Nikkei Asian Review | 8 November 2018
RCEP members aim for complete deal in 2019: draft statement
by KENTARO IWAMOTO
SINGAPORE — Member countries of the proposed Regional Comprehensive Economic Partnership free-trade framework are aiming to conclude the deal next year, according to a draft joint statement Nikkei obtained on Thursday.
The statement is expected to be released on Nov. 14, after the RCEP summit in Singapore.
RCEP is a trade bloc that encompasses 16 countries including China, Japan, South Korea, India, Australia, New Zealand and the 10 members of the Association of Southeast Asian Nations. The 16 countries together cover about 50% of global population and roughly 30% of the world’s gross domestic product.
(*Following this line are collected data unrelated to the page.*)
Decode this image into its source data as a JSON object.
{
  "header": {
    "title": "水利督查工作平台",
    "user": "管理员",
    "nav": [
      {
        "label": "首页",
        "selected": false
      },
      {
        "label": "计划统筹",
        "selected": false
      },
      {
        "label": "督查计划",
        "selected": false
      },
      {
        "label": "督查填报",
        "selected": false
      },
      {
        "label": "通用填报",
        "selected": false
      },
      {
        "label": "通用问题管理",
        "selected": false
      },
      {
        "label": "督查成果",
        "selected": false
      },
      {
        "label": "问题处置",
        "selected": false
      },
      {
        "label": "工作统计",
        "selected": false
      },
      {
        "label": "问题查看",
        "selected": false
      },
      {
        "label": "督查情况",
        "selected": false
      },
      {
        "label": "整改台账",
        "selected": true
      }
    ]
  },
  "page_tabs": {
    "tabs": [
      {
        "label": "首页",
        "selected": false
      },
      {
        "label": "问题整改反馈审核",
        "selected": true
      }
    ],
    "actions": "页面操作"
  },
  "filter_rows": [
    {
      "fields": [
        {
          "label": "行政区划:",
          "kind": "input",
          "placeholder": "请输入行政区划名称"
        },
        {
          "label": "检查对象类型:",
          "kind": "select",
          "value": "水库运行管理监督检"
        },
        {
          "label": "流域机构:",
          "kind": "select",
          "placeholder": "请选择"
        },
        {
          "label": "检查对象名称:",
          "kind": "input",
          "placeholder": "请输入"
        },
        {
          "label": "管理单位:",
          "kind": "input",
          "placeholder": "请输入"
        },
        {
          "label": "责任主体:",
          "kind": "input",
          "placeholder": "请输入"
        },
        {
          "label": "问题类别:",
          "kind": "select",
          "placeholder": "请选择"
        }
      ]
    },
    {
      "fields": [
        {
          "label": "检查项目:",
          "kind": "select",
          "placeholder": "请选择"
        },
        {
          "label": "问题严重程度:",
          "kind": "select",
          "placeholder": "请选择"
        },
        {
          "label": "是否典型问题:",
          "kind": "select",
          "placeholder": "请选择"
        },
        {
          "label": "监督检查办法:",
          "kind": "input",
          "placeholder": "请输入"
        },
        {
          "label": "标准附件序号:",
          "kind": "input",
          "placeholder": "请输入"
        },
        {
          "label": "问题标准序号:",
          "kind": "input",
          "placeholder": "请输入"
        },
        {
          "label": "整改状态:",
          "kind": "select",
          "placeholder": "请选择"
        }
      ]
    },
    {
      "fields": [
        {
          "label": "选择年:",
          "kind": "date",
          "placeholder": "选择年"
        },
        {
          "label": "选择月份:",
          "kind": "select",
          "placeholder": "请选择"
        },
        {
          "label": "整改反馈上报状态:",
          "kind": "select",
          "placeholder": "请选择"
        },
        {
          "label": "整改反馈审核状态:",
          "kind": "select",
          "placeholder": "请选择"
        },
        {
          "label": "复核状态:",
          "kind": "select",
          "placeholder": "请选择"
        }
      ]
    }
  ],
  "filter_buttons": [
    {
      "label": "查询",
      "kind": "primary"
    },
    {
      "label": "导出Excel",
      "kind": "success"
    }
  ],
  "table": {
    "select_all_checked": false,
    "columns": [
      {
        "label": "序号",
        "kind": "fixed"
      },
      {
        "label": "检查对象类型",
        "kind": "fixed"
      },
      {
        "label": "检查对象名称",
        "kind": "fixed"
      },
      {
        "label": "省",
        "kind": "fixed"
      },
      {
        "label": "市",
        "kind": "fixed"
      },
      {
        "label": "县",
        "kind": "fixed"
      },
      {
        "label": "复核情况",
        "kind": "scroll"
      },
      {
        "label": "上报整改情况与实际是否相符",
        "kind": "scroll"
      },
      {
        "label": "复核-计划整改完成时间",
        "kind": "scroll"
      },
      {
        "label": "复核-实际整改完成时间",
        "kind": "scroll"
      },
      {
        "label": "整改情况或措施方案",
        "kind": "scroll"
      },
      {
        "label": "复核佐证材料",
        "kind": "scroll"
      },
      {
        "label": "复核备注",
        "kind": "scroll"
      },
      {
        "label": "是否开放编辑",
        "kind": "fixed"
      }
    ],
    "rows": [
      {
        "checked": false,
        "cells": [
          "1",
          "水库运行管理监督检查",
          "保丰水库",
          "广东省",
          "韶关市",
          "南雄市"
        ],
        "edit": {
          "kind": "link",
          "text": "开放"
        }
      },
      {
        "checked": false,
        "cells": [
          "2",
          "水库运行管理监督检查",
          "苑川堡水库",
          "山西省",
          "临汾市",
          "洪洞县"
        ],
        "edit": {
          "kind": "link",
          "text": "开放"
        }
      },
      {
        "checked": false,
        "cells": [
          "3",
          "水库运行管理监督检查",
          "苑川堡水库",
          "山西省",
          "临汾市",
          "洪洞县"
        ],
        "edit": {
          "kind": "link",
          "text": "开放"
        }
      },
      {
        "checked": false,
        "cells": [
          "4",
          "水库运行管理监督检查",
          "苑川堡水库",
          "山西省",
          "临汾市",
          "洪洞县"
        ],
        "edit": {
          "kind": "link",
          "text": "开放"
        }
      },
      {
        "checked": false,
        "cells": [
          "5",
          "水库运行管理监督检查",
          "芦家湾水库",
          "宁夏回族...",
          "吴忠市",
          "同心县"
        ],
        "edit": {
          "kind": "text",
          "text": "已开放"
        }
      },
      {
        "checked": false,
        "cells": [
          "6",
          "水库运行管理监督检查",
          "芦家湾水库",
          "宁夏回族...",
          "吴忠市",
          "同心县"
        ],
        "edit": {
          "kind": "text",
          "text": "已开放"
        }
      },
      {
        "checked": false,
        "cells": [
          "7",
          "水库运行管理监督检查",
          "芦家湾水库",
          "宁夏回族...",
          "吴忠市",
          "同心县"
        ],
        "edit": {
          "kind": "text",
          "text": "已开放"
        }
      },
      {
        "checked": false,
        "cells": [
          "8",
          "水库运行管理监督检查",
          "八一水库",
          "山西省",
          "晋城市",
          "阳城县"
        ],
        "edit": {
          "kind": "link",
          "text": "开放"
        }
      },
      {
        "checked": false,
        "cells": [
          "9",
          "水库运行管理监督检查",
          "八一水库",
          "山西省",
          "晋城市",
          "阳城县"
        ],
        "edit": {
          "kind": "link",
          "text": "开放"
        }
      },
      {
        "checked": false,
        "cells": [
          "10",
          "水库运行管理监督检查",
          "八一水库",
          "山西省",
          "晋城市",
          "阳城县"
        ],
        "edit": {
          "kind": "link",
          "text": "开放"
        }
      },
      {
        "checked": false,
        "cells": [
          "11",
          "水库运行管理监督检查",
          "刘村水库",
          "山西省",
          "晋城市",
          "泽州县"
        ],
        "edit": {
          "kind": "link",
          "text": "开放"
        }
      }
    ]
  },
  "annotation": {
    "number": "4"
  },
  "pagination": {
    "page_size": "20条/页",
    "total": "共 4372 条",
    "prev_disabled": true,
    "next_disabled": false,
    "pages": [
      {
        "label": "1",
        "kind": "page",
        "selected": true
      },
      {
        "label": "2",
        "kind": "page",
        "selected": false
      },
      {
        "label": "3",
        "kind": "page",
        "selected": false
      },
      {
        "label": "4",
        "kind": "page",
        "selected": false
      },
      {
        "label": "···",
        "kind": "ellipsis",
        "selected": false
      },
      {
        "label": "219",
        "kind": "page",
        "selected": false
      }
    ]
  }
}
"We endorsed the steps taken to develop the plan for the RCEP negotiations for 2019, and instructed the [economic] ministers and negotiators to work towards the full conclusion of the RCEP negotiations in 2019," reads the draft joint statement.
Earlier this year, economic ministers agreed to aim for what they called "substantial conclusion" of the deal by the end of this year, by which they meant the clearance of key hurdles. This stage is hoped to be concluded in next week’s ministerial and summit meetings.
The draft shows that members are still in last-minute negotiations ahead of next week’s meetings, and there are still some blanks over crucial points to be filled.
RCEP negotiation started in 2013, but members have so far only agreed five of the 18 chapters drawn up. Progress has been slow, given the members have different levels of development and interests.
But U.S. President Donald Trump’s protectionist policies have given the members fresh incentive to expedite discussions to encourage free trade.
The draft statement also warns of rising protectionism, without naming countries. "We noted that the task to conclude the RCEP negotiations is becoming more urgent and significant given the current headwinds faced by the global economy," it said.
The conclusion of RCEP will "demonstrate to the world that it is possible to make trade work for all," according to the document.